今はどうなんだろう? 残念ながら、内国歳入庁(IRS)は物々交換の統計データを集めていない(物々交換で手に入れた品についても、内国歳入庁に報告しないといけない決まりになってはいるけれど)。Googleトレンドを調べると、2008年~2009年に「物々交換」というワードの検索回数が増えている。でも、ちょっとしか増えていない。物々交換が盛り上がりを見せていることを伝える報道もあるにはあるが(こちらこちらを参照)、あくまでも局地的な現象にとどまっている。大恐慌期のように国内全域に広がるまでにはなっていないようなのだ。些(いささ)かの驚きを禁じ得ない。なぜなら、インターネットだとかマッチングのアルゴリズムだとかのおかげで、物々交換がやりやすくなっているはずだからだ。
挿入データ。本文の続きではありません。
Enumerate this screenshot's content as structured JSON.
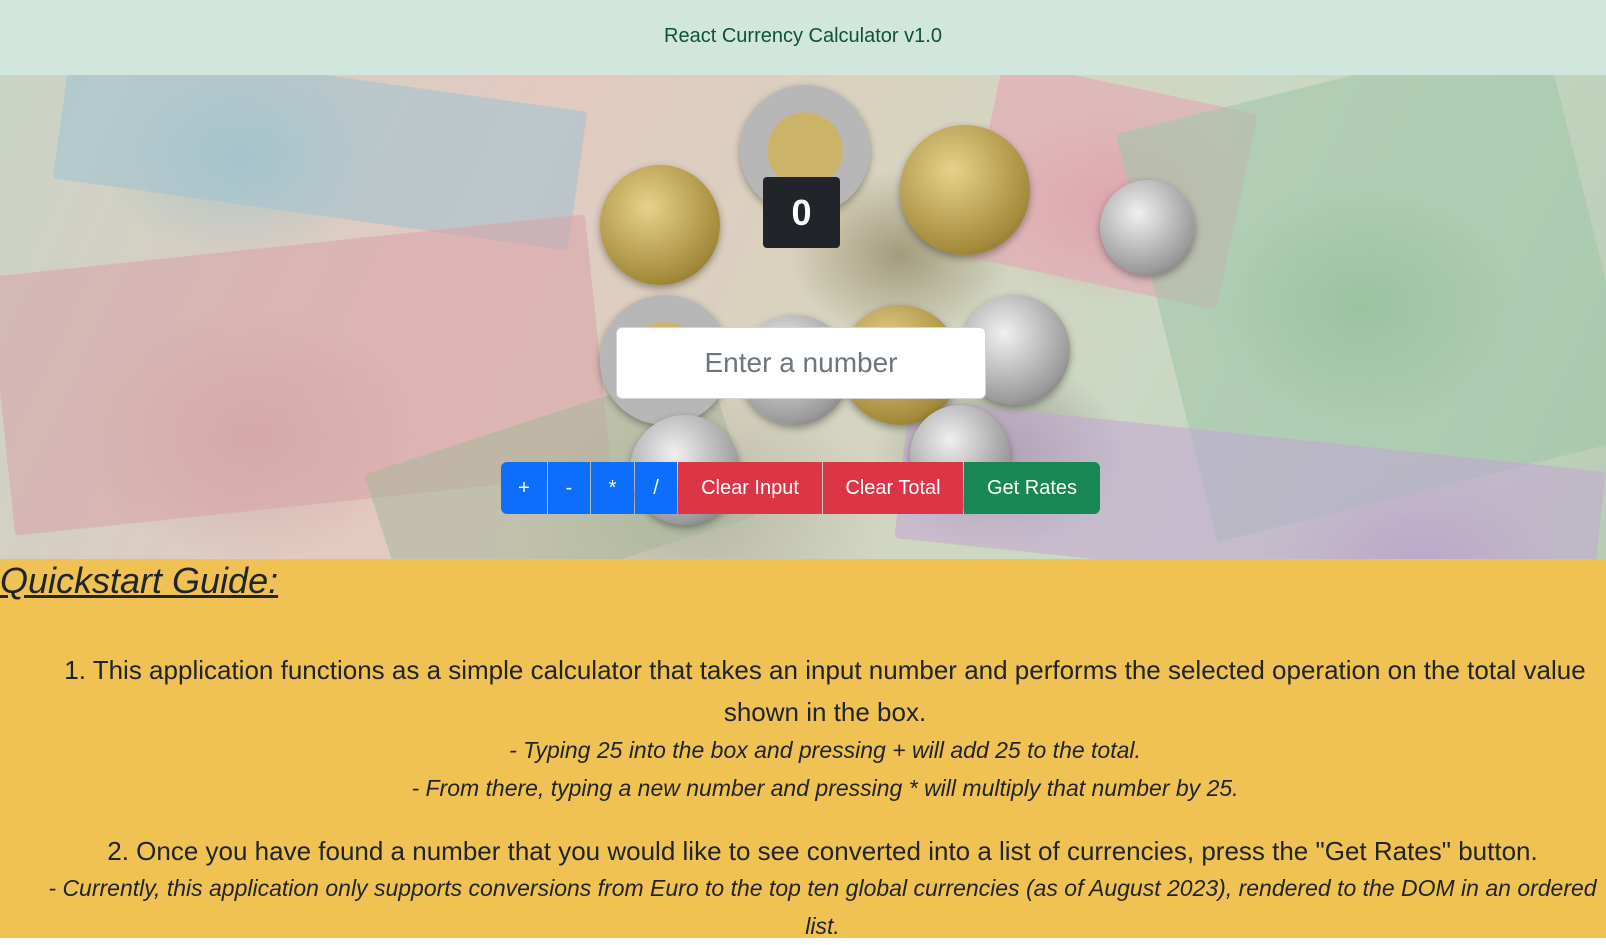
{
  "header": {
    "title": "React Currency Calculator v1.0"
  },
  "calculator": {
    "total": "0",
    "input_placeholder": "Enter a number",
    "input_value": "",
    "buttons": {
      "add": "+",
      "subtract": "-",
      "multiply": "*",
      "divide": "/",
      "clear_input": "Clear Input",
      "clear_total": "Clear Total",
      "get_rates": "Get Rates"
    }
  },
  "guide": {
    "heading": "Quickstart Guide:",
    "item1": "1. This application functions as a simple calculator that takes an input number and performs the selected operation on the total value shown in the box.",
    "item1_sub1": "- Typing 25 into the box and pressing + will add 25 to the total.",
    "item1_sub2": "- From there, typing a new number and pressing * will multiply that number by 25.",
    "item2": "2. Once you have found a number that you would like to see converted into a list of currencies, press the \"Get Rates\" button.",
    "item2_sub1": "- Currently, this application only supports conversions from Euro to the top ten global currencies (as of August 2023), rendered to the DOM in an ordered list."
  },
  "colors": {
    "header_bg": "#d1e7dd",
    "header_text": "#0f5132",
    "total_bg": "#212529",
    "operator_button": "#0d6efd",
    "clear_button": "#dc3545",
    "rates_button": "#198754",
    "guide_bg": "#f0c254"
  }
}
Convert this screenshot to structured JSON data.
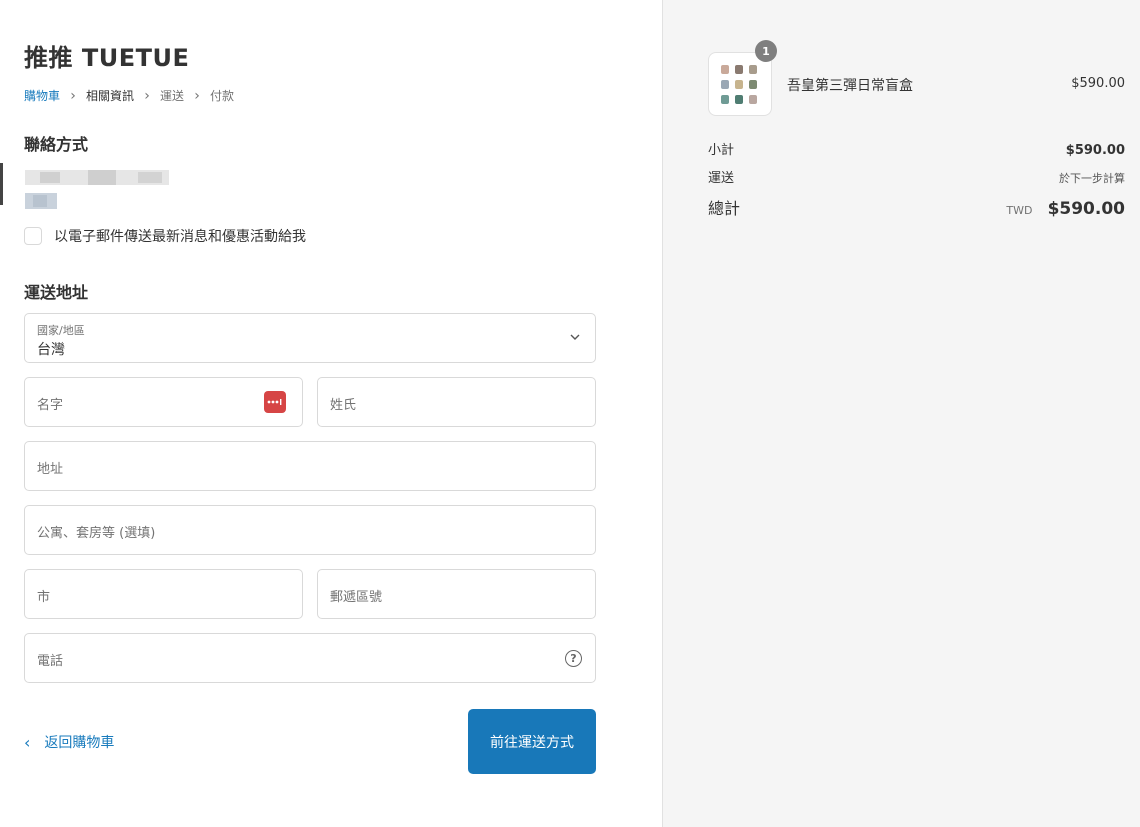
{
  "store": {
    "title": "推推 TUETUE"
  },
  "breadcrumb": [
    {
      "label": "購物車"
    },
    {
      "label": "相關資訊"
    },
    {
      "label": "運送"
    },
    {
      "label": "付款"
    }
  ],
  "contact": {
    "title": "聯絡方式",
    "newsletter_label": "以電子郵件傳送最新消息和優惠活動給我"
  },
  "shipping": {
    "title": "運送地址",
    "country_label": "國家/地區",
    "country_value": "台灣",
    "first_name_placeholder": "名字",
    "last_name_placeholder": "姓氏",
    "address_placeholder": "地址",
    "apartment_placeholder": "公寓、套房等 (選填)",
    "city_placeholder": "市",
    "postal_placeholder": "郵遞區號",
    "phone_placeholder": "電話",
    "help_glyph": "?"
  },
  "actions": {
    "back_label": "返回購物車",
    "continue_label": "前往運送方式"
  },
  "summary": {
    "product": {
      "name": "吾皇第三彈日常盲盒",
      "price": "$590.00",
      "quantity": "1"
    },
    "subtotal_label": "小計",
    "subtotal_value": "$590.00",
    "shipping_label": "運送",
    "shipping_value": "於下一步計算",
    "total_label": "總計",
    "total_currency": "TWD",
    "total_value": "$590.00"
  },
  "colors": {
    "accent": "#1878b9",
    "link": "#197bbd",
    "sidebar_bg": "#f5f5f5",
    "password_badge": "#d64545"
  },
  "icons": [
    "chevron-right-icon",
    "chevron-down-icon",
    "password-manager-icon",
    "help-icon",
    "chevron-left-icon"
  ]
}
代替通貨の方はどうだろう? 私が見つけた中で一番よくまとまっているデータ [3] 訳注;リンク切れ によると、アメリカでは代替通貨の発行の伸びは緩やかで、散発的なようだ。不況になると伸びが高まるわけでもない――代替通貨の認知度がアメリカよりも高い国と言えば、ドイツアルゼンチン(pdf)を挙げることができる。おそらくは、ハインリヒ・リッタースハウゼン(Heinrich Rittershausen)(pdf)やシルビオ・ゲゼル(Silvio Gesell)の影響が両国で今もなおしぶとく残っているせいだろう――。
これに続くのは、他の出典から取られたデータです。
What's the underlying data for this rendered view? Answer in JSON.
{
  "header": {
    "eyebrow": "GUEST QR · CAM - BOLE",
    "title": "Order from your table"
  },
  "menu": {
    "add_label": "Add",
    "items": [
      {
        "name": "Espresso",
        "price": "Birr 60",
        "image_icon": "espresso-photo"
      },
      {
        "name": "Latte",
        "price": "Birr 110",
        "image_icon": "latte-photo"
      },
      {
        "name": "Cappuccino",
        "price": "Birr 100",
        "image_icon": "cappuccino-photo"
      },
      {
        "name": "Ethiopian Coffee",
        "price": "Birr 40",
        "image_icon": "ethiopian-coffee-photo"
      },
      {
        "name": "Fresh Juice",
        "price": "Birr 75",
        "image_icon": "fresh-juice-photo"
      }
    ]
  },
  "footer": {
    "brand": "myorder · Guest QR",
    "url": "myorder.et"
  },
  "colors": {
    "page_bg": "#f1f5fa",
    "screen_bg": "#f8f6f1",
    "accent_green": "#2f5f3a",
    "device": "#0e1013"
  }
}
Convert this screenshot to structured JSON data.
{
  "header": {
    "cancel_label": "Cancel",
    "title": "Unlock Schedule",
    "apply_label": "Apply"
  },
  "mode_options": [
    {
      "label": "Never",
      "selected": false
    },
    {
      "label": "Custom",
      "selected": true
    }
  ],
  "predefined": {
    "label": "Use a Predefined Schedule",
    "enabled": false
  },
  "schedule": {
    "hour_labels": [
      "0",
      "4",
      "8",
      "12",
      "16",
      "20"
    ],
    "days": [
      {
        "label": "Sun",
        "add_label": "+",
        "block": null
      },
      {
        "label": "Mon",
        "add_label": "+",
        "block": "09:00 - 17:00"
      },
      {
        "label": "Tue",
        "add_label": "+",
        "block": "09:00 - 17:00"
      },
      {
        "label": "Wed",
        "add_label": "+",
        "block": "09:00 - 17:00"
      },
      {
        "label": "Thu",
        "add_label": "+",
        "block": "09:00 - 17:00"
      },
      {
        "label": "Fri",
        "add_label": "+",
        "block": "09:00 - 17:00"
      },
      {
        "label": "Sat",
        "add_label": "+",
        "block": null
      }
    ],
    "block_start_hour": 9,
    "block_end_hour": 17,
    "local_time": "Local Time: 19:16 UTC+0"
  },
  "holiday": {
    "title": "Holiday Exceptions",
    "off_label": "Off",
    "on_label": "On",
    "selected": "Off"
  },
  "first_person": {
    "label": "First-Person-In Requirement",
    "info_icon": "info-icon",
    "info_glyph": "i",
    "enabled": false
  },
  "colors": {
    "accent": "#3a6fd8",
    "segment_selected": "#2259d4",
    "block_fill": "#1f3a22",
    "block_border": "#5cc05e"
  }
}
まとめるとしよう。1930年代の大恐慌期に物々交換が盛んになったりスクリップ(に代表される代替通貨)の発行が増えたりした事実は、大恐慌を解決するに至るほどの盛り上がりは見せなかったにしても、「貨幣に対する超過需要」が不況の原因とする説を支持する証拠と言えるだろう。その一方で、今に目を転じると、物々交換や代替通貨に対する世間の関心は、総需要ショックの大きさと不況の深刻さから予想されるほどには――少なくとも、私が予想するほどには――高まっていないようだ。このことから何かしらの断定的な結論を導き出すのは差し控えておくが、「失業、不況、物々交換」の絡み合いにメスを入れる研究が今後盛んになるのを心待ちにしたいと思う。
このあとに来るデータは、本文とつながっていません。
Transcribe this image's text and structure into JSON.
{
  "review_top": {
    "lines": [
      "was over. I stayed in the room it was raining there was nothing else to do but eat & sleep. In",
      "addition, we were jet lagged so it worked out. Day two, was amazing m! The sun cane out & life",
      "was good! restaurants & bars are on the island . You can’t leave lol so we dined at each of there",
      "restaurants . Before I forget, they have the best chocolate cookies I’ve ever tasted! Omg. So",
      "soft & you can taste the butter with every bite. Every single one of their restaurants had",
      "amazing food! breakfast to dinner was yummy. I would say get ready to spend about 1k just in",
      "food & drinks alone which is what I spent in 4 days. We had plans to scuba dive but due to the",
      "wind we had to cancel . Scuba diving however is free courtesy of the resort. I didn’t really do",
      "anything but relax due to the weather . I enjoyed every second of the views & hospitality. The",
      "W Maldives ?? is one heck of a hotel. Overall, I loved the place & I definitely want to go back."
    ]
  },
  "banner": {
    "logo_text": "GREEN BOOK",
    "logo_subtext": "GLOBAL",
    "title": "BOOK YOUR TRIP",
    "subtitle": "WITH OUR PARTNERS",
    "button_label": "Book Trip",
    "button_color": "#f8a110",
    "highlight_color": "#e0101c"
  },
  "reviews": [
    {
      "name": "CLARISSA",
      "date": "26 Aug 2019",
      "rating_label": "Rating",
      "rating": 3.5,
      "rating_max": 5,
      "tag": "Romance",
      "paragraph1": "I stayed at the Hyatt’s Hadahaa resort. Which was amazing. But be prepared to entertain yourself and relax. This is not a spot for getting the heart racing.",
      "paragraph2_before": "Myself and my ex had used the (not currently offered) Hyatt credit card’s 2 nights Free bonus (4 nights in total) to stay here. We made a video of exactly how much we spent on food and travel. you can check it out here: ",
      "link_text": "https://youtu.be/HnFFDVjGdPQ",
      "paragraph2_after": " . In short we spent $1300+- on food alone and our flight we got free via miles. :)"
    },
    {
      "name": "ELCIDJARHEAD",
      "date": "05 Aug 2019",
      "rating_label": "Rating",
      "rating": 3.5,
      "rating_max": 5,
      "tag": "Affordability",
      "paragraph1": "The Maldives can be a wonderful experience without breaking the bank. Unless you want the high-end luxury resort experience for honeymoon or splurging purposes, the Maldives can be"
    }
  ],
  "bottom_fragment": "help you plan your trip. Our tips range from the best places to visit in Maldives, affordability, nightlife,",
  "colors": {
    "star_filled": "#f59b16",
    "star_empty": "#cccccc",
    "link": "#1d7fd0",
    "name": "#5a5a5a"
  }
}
〔原文:“Unemployment, Recessions and Barter: A Test”(Marginal Revolution, March 21, 2011)〕

References

References
1 訳注;「マッサージ師がネイリストをマッサージして、ネイリストが美容師の爪にマニキュアを塗って、美容師がマッサージ師の髪を切る」ようにできたら、全員の望みが叶うし、誰も失業しないで済むことになる。
2 訳注;例えば、髪のカットが1回2500円、ネイルが1回5000円だとすると、ネイルを1回してもらうには、美容師は誰かの髪を2回カットしないといけないことになる。美容師が相対価格を割安と思っている(相対価格以上のサービスを提供してもいいと思っている)というのは、ネイルを1回してもらえるなら、誰かの髪を例えば3回カットしても構わない(より多く働いても構わない)と思っているという意味。